For more than 25 years he created couture pieces for many large brands, though for legal reasons he cannot identify them. He started a line under his own name in 2014, with prices ranging from $10,000 into the millions.

Papillon rings, made of cognac-colored diamonds, have lever-like mechanisms that make the wings move.

Mr. Spiro, who expects to show at Ms. Santo Domingo’s salon about three times this year, said he could now “create by mood.”

Take, for example, his Fishbone earrings, which will be in the initial New York presentation and come in either diamonds and rubies or in emeralds. Inspired by a lunch at Scott’s, a seafood restaurant in London, he took home the fish bone, he said. “Some things you just do, and they work.”

Other new pieces include a set of bangles made from 90-year-old ivory tusks strengthened with horsehair and titanium, and a pair of oversize titanium Mosaic earrings in rhodolites and diamonds that sit flat against the ear. The 18-karat pink-gold Reveal ring, punctuated with amethysts and 137 diamonds, takes its name from the wearer’s ability to twist the base and watch as petals open to reveal a 1.29-carat fancy yellow diamond.

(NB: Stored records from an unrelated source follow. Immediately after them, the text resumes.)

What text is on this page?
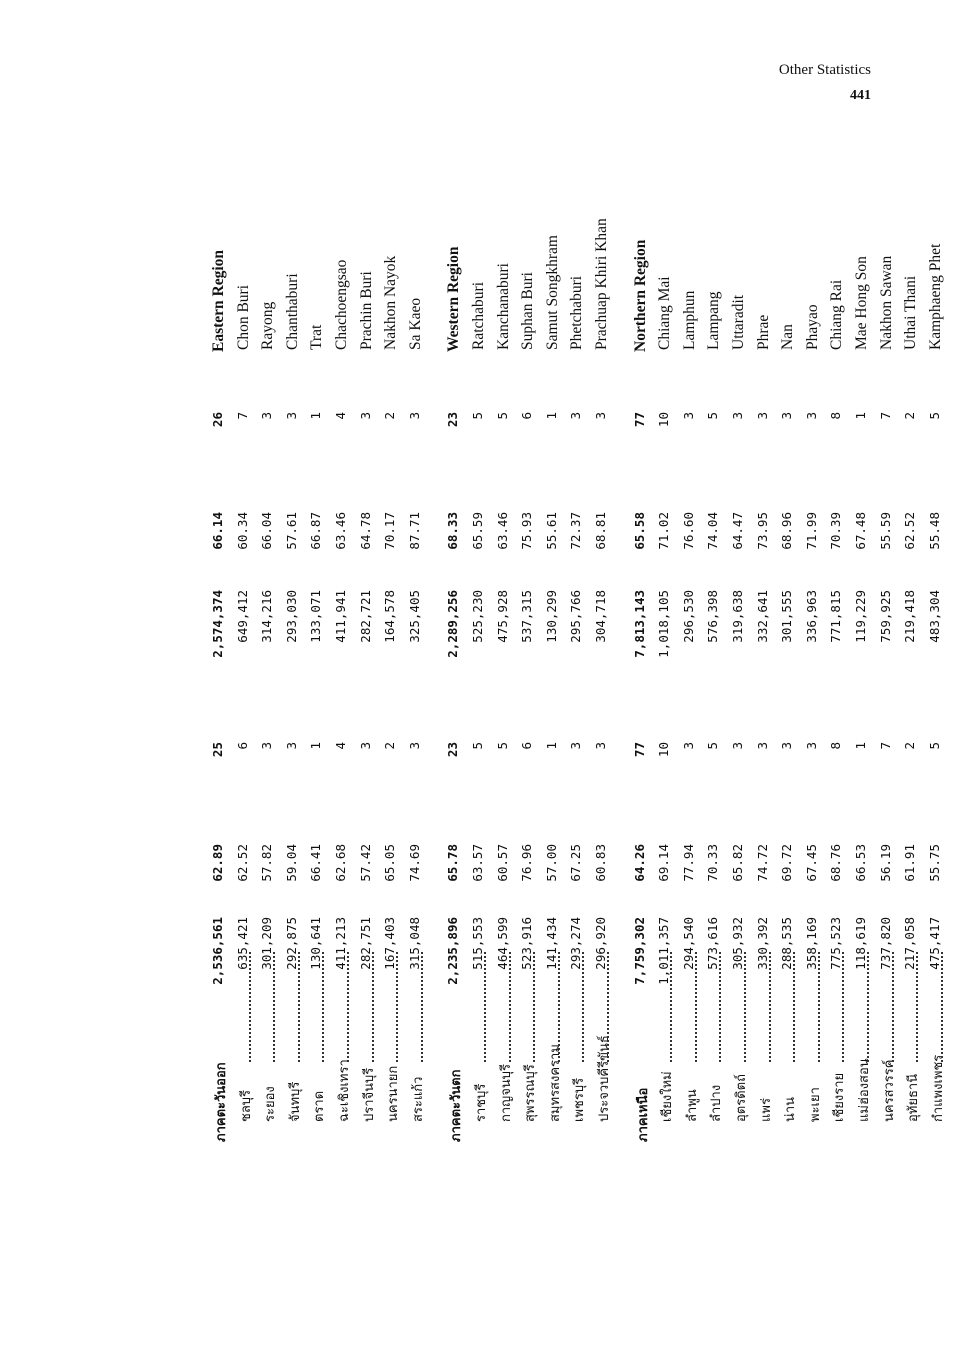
Other Statistics
441
ภาคตะวันออก
2,536,561
62.89
25
2,574,374
66.14
26
Eastern Region
ชลบุรี
635,421
62.52
6
649,412
60.34
7
Chon Buri
ระยอง
301,209
57.82
3
314,216
66.04
3
Rayong
จันทบุรี
292,875
59.04
3
293,030
57.61
3
Chanthaburi
ตราด
130,641
66.41
1
133,071
66.87
1
Trat
ฉะเชิงเทรา
411,213
62.68
4
411,941
63.46
4
Chachoengsao
ปราจีนบุรี
282,751
57.42
3
282,721
64.78
3
Prachin Buri
นครนายก
167,403
65.05
2
164,578
70.17
2
Nakhon Nayok
สระแก้ว
315,048
74.69
3
325,405
87.71
3
Sa Kaeo
ภาคตะวันตก
2,235,896
65.78
23
2,289,256
68.33
23
Western Region
ราชบุรี
515,553
63.57
5
525,230
65.59
5
Ratchaburi
กาญจนบุรี
464,599
60.57
5
475,928
63.46
5
Kanchanaburi
สุพรรณบุรี
523,916
76.96
6
537,315
75.93
6
Suphan Buri
สมุทรสงคราม
141,434
57.00
1
130,299
55.61
1
Samut Songkhram
เพชรบุรี
293,274
67.25
3
295,766
72.37
3
Phetchaburi
ประจวบคีรีขันธ์
296,920
60.83
3
304,718
68.81
3
Prachuap Khiri Khan
ภาคเหนือ
7,759,302
64.26
77
7,813,143
65.58
77
Northern Region
เชียงใหม่
1,011,357
69.14
10
1,018,105
71.02
10
Chiang Mai
ลำพูน
294,540
77.94
3
296,530
76.60
3
Lamphun
ลำปาง
573,616
70.33
5
576,398
74.04
5
Lampang
อุตรดิตถ์
305,932
65.82
3
319,638
64.47
3
Uttaradit
แพร่
330,392
74.72
3
332,641
73.95
3
Phrae
น่าน
288,535
69.72
3
301,555
68.96
3
Nan
พะเยา
358,169
67.45
3
336,963
71.99
3
Phayao
เชียงราย
775,523
68.76
8
771,815
70.39
8
Chiang Rai
แม่ฮ่องสอน
118,619
66.53
1
119,229
67.48
1
Mae Hong Son
นครสวรรค์
737,820
56.19
7
759,925
55.59
7
Nakhon Sawan
อุทัยธานี
217,058
61.91
2
219,418
62.52
2
Uthai Thani
กำแพงเพชร
475,417
55.75
5
483,304
55.48
5
Kamphaeng Phet
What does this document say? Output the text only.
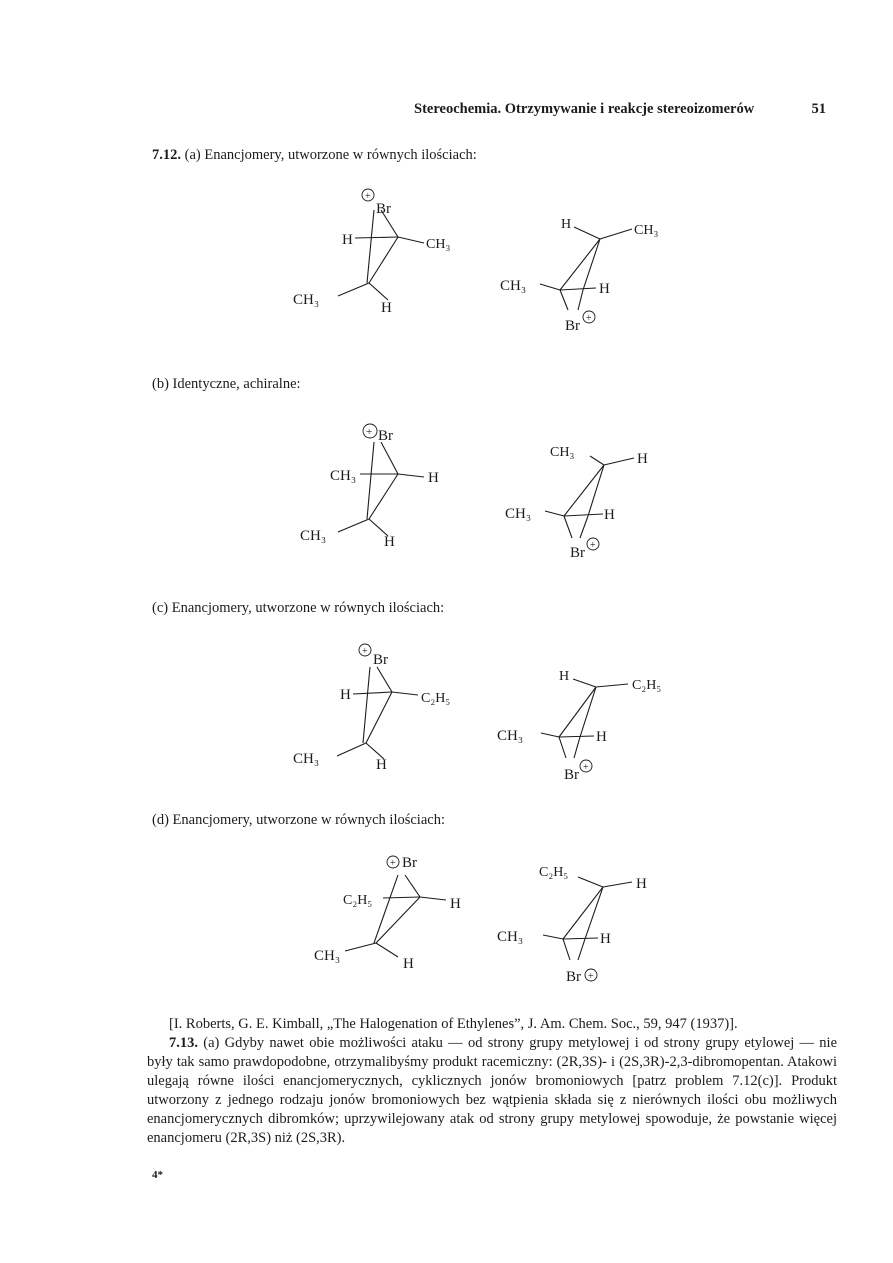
Stereochemia. Otrzymywanie i reakcje stereoizomerów	51
7.12. (a) Enancjomery, utworzone w równych ilościach:
+
Br
H	CH₃
CH₃	H
H	CH₃
CH₃	H
Br +
(b) Identyczne, achiralne:
+ Br
CH₃	H
CH₃	H
CH₃	H
CH₃	H
Br +
(c) Enancjomery, utworzone w równych ilościach:
+
Br
H	C₂H₅
CH₃	H
H
C₂H₅
CH₃	H
Br +
(d) Enancjomery, utworzone w równych ilościach:
+ Br
C₂H₅	H
CH₃	H
C₂H₅
H
CH₃	H
Br +

[I. Roberts, G. E. Kimball, „The Halogenation of Ethylenes”, J. Am. Chem. Soc., 59, 947 (1937)].

7.13. (a) Gdyby nawet obie możliwości ataku — od strony grupy metylowej i od strony grupy etylowej — nie były tak samo prawdopodobne, otrzymalibyśmy produkt racemiczny: (2R,3S)- i (2S,3R)-2,3-dibromopentan. Atakowi ulegają równe ilości enancjomerycznych, cyklicznych jonów bromoniowych [patrz problem 7.12(c)]. Produkt utworzony z jednego rodzaju jonów bromoniowych bez wątpienia składa się z nierównych ilości obu możliwych enancjomerycznych dibromków; uprzywilejowany atak od strony grupy metylowej spowoduje, że powstanie więcej enancjomeru (2R,3S) niż (2S,3R).

4*
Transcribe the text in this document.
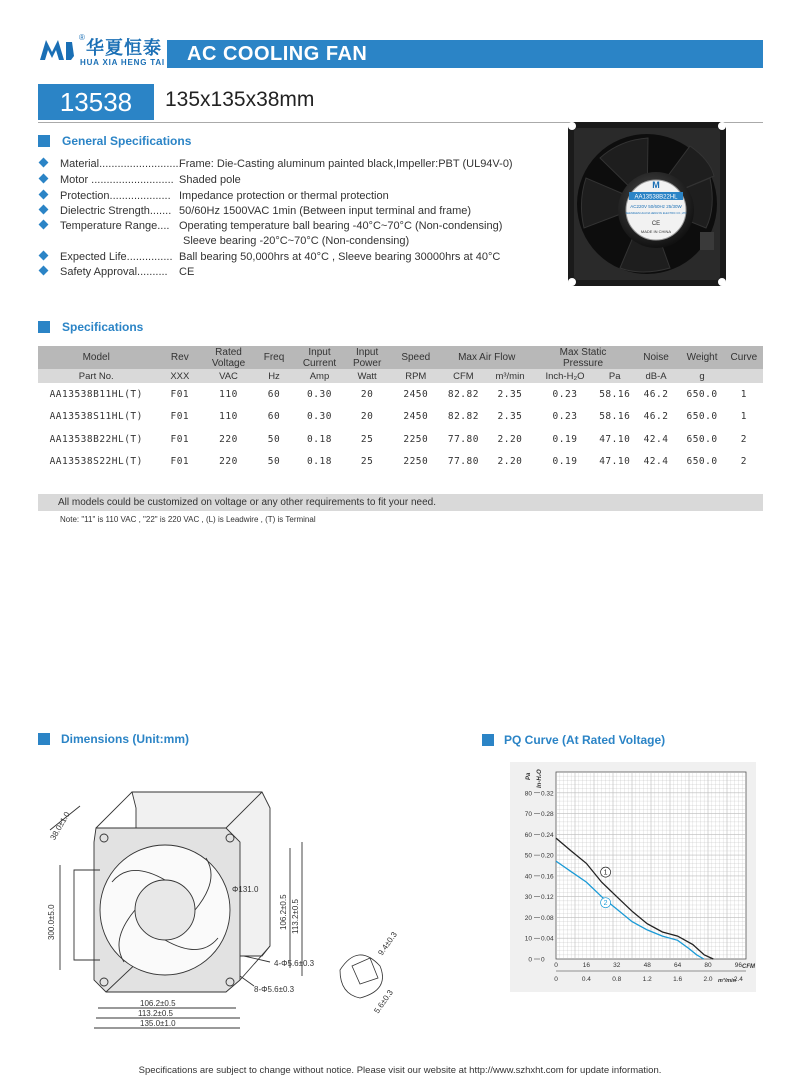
®
华夏恒泰
HUA XIA HENG TAI AC COOLING FAN
13538	135x135x38mm
General Specifications
Material...........................Frame: Die-Casting aluminum painted black,Impeller:PBT (UL94V-0)
Motor ........................... Shaded pole
Protection.................... Impedance protection or thermal protection
Dielectric Strength....... 50/60Hz 1500VAC 1min (Between input terminal and frame)
Temperature Range.... Operating temperature ball bearing -40°C~70°C (Non-condensing)
Sleeve bearing -20°C~70°C (Non-condensing)
Expected Life............... Ball bearing 50,000hrs at 40°C , Sleeve bearing 30000hrs at 40°C
Safety Approval.......... CE
M
AA13538B22HL
AC220V 50/60Hz 25/30W
SHENZHEN HUAXIA HENGTAI ELECTRIC CO.,LTD
CE
MADE IN CHINA
Specifications
Model	Rev	Rated Voltage	Freq	Input Current	Input Power	Speed	Max Air Flow		Max Static Pressure		Noise	Weight	Curve
Part No.	XXX	VAC	Hz	Amp	Watt	RPM	CFM	m³/min	Inch-H₂O	Pa	dB-A	g	
AA13538B11HL(T)	F01	110	60	0.30	20	2450	82.82	2.35	0.23	58.16	46.2	650.0	1
AA13538S11HL(T)	F01	110	60	0.30	20	2450	82.82	2.35	0.23	58.16	46.2	650.0	1
AA13538B22HL(T)	F01	220	50	0.18	25	2250	77.80	2.20	0.19	47.10	42.4	650.0	2
AA13538S22HL(T)	F01	220	50	0.18	25	2250	77.80	2.20	0.19	47.10	42.4	650.0	2
All models could be customized on voltage or any other requirements to fit your need.
Note: "11" is 110 VAC , "22" is 220 VAC , (L) is Leadwire , (T) is Terminal
Dimensions (Unit:mm)
38.0±1.0
300.0±5.0
Φ131.0
106.2±0.5 113.2±0.5
4-Φ5.6±0.3
8-Φ5.6±0.3
106.2±0.5
113.2±0.5
135.0±1.0
9.4±0.3
5.6±0.3
PQ Curve (At Rated Voltage)
1
2
0 0
10 0.04
20 0.08
30 0.12
40 0.16
50 0.20
60 0.24
70 0.28
80 0.32
0	16	32	48	64	80	96
0	0.4	0.8	1.2	1.6	2.0	2.4
CFM
m³/min
Pa In-H₂O
Specifications are subject to change without notice. Please visit our website at http://www.szhxht.com for update information.
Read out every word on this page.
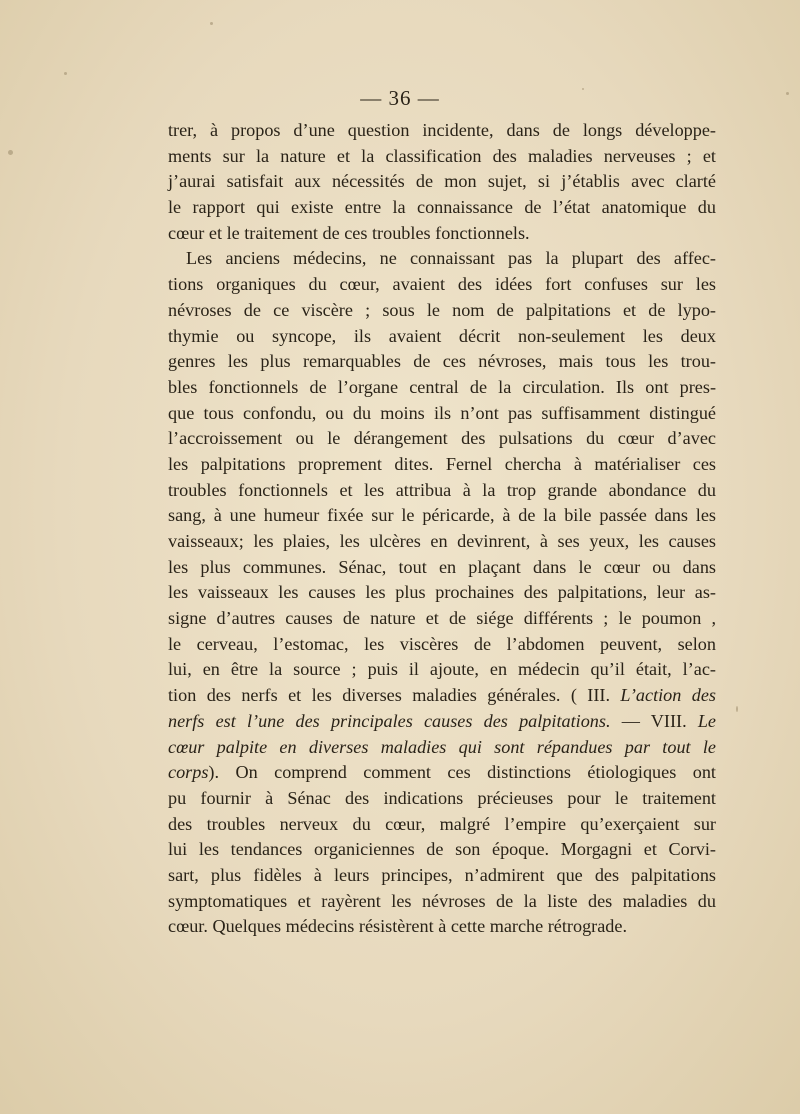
— 36 —
trer, à propos d’une question incidente, dans de longs développe-
ments sur la nature et la classification des maladies nerveuses ; et
j’aurai satisfait aux nécessités de mon sujet, si j’établis avec clarté
le rapport qui existe entre la connaissance de l’état anatomique du
cœur et le traitement de ces troubles fonctionnels.
Les anciens médecins, ne connaissant pas la plupart des affec-
tions organiques du cœur, avaient des idées fort confuses sur les
névroses de ce viscère ; sous le nom de palpitations et de lypo-
thymie ou syncope, ils avaient décrit non-seulement les deux
genres les plus remarquables de ces névroses, mais tous les trou-
bles fonctionnels de l’organe central de la circulation. Ils ont pres-
que tous confondu, ou du moins ils n’ont pas suffisamment distingué
l’accroissement ou le dérangement des pulsations du cœur d’avec
les palpitations proprement dites. Fernel chercha à matérialiser ces
troubles fonctionnels et les attribua à la trop grande abondance du
sang, à une humeur fixée sur le péricarde, à de la bile passée dans les
vaisseaux; les plaies, les ulcères en devinrent, à ses yeux, les causes
les plus communes. Sénac, tout en plaçant dans le cœur ou dans
les vaisseaux les causes les plus prochaines des palpitations, leur as-
signe d’autres causes de nature et de siége différents ; le poumon ,
le cerveau, l’estomac, les viscères de l’abdomen peuvent, selon
lui, en être la source ; puis il ajoute, en médecin qu’il était, l’ac-
tion des nerfs et les diverses maladies générales. ( III. L’action des
nerfs est l’une des principales causes des palpitations. — VIII. Le
cœur palpite en diverses maladies qui sont répandues par tout le
corps). On comprend comment ces distinctions étiologiques ont
pu fournir à Sénac des indications précieuses pour le traitement
des troubles nerveux du cœur, malgré l’empire qu’exerçaient sur
lui les tendances organiciennes de son époque. Morgagni et Corvi-
sart, plus fidèles à leurs principes, n’admirent que des palpitations
symptomatiques et rayèrent les névroses de la liste des maladies du
cœur. Quelques médecins résistèrent à cette marche rétrograde.
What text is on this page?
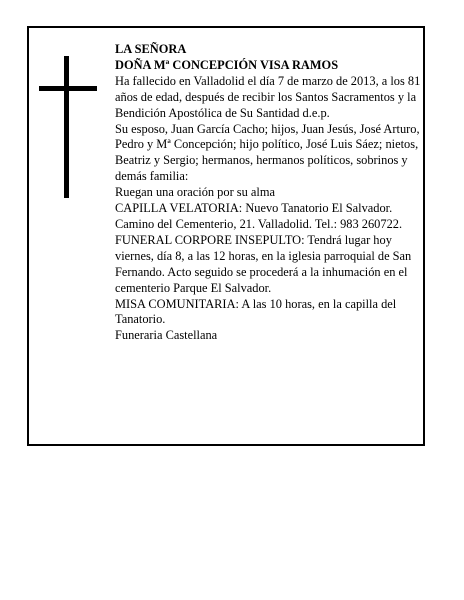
LA SEÑORA

DOÑA Mª CONCEPCIÓN VISA RAMOS

Ha fallecido en Valladolid el día 7 de marzo de 2013, a los 81 años de edad, después de recibir los Santos Sacramentos y la Bendición Apostólica de Su Santidad d.e.p.

Su esposo, Juan García Cacho; hijos, Juan Jesús, José Arturo, Pedro y Mª Concepción; hijo político, José Luis Sáez; nietos, Beatriz y Sergio; hermanos, hermanos políticos, sobrinos y demás familia:

Ruegan una oración por su alma

CAPILLA VELATORIA: Nuevo Tanatorio El Salvador. Camino del Cementerio, 21. Valladolid. Tel.: 983 260722.

FUNERAL CORPORE INSEPULTO: Tendrá lugar hoy viernes, día 8, a las 12 horas, en la iglesia parroquial de San Fernando. Acto seguido se procederá a la inhumación en el cementerio Parque El Salvador.

MISA COMUNITARIA: A las 10 horas, en la capilla del Tanatorio.

Funeraria Castellana
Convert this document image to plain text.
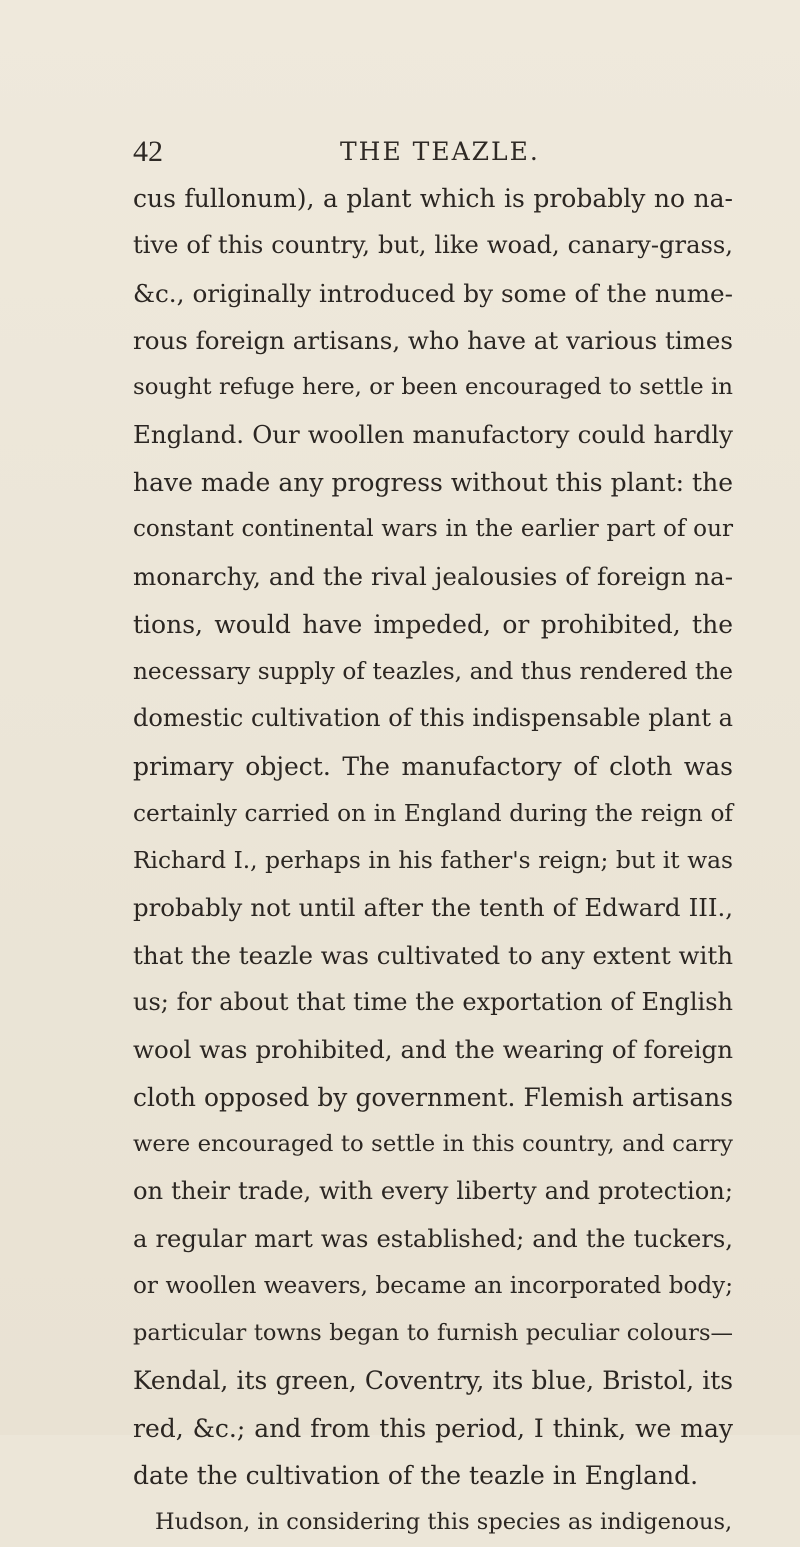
42	THE TEAZLE.
cus fullonum), a plant which is probably no na-
tive of this country, but, like woad, canary-grass,
&c., originally introduced by some of the nume-
rous foreign artisans, who have at various times
sought refuge here, or been encouraged to settle in
England. Our woollen manufactory could hardly
have made any progress without this plant: the
constant continental wars in the earlier part of our
monarchy, and the rival jealousies of foreign na-
tions, would have impeded, or prohibited, the
necessary supply of teazles, and thus rendered the
domestic cultivation of this indispensable plant a
primary object. The manufactory of cloth was
certainly carried on in England during the reign of
Richard I., perhaps in his father's reign; but it was
probably not until after the tenth of Edward III.,
that the teazle was cultivated to any extent with
us; for about that time the exportation of English
wool was prohibited, and the wearing of foreign
cloth opposed by government. Flemish artisans
were encouraged to settle in this country, and carry
on their trade, with every liberty and protection;
a regular mart was established; and the tuckers,
or woollen weavers, became an incorporated body;
particular towns began to furnish peculiar colours—
Kendal, its green, Coventry, its blue, Bristol, its
red, &c.; and from this period, I think, we may
date the cultivation of the teazle in England.
Hudson, in considering this species as indigenous,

The Papillon ring, perhaps the closest thing Mr. Spiro has to a signature piece, pays tribute to that age-old high-jewelry motif: butterflies. Fashioned from cognac-colored diamonds in graduated shades that create a three-dimensional appearance, the butterfly’s wings flap when worn, thanks to a leverlike mechanism. “Jewelry should put a smile on your face,” Mr. Spiro said.